Sedangkan Ica dia sedang mencoba untuk bangkit dan tak mau terus-terusan bersembunyi dan ketakutan dengan apa yang terjadi.

"Gue gak boleh kayak gini, gue gak boleh mudah menyerah, gue harus jadi Ica yang kuat !" gumamnya sambil berdiri dari tempat tidurnya.

"Bunda ayok kita pulang, Ica bosen disini." ajak Ica tiba-tiba.

"Ica kamu yakin?" tanya bunda sambil menghampiri Ica

Ica hanya menganggukkan kepalanya dan tersenyum ke arah ayah dan bundanya, "maafin Ica udah buat ayah sama bunda khawatir." sambil memeluk bundanya.

"Gak Ica gak salah, ayah sama bunda bangga sama Ica, Ica anak yang kuat." balas bunda sambil mengelus punggung dan rambut Ica.







"Icaaa aku seneng banget kamu udah masuk sekolah, uuuhhhh kangennn. Kamu baik-baik aja kan Ca?" tanya Puspa saat Ica baru saja duduk di kursinya.

"Gue baik kok." jawab Ica.

"Oh iya, siapa yang jadi perwakilan sekolah ke California?" tanya Ica pada Puspa.

"e-emm itu, Rena kelas 9 A, anaknya kepala sekolah" jawab Puspa.

"Oh"

Puspa merubah posisi duduknya menjadi menghadap Ica, "kamu tau gak kalo Haikal sekarang pacaran sama Rena?"

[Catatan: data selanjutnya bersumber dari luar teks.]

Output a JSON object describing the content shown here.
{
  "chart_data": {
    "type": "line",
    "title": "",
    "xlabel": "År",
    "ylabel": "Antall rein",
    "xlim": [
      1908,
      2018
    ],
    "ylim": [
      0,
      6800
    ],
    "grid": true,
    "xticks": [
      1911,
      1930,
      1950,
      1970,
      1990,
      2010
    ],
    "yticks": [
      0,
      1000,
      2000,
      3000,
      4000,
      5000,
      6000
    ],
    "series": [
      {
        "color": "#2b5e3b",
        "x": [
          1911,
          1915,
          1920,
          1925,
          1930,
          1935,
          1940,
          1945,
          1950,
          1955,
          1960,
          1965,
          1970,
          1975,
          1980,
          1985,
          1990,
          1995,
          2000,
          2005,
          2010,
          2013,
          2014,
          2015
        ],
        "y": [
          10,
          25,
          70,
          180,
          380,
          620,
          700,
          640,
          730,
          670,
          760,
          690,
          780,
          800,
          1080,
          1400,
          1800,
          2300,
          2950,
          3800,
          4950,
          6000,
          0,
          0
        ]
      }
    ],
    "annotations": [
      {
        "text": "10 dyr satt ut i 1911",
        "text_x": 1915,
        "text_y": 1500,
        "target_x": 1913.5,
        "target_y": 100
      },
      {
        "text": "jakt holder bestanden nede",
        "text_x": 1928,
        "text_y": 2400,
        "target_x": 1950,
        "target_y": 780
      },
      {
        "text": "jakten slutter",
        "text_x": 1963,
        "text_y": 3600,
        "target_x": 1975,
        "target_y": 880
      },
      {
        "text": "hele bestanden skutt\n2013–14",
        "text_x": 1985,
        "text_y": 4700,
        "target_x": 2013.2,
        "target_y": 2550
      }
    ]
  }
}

"P---pacaran?" ujar Ica terbata-bata.

"Heem" balas Puspa sambil manganggukkan kepalanya.

Ica keluar dari kelasnya dan berjalan menyusuri lorong untuk menemukan Haikal.

Saat Ica pergi ke kelas Haikal, kursi tempat duduknya kosong, apa Haikal tidak masuk sekolah? kemana Haikal waktu Ica di rumah sakit?. Pertanyaan itu selalu menghampiri benak Ica.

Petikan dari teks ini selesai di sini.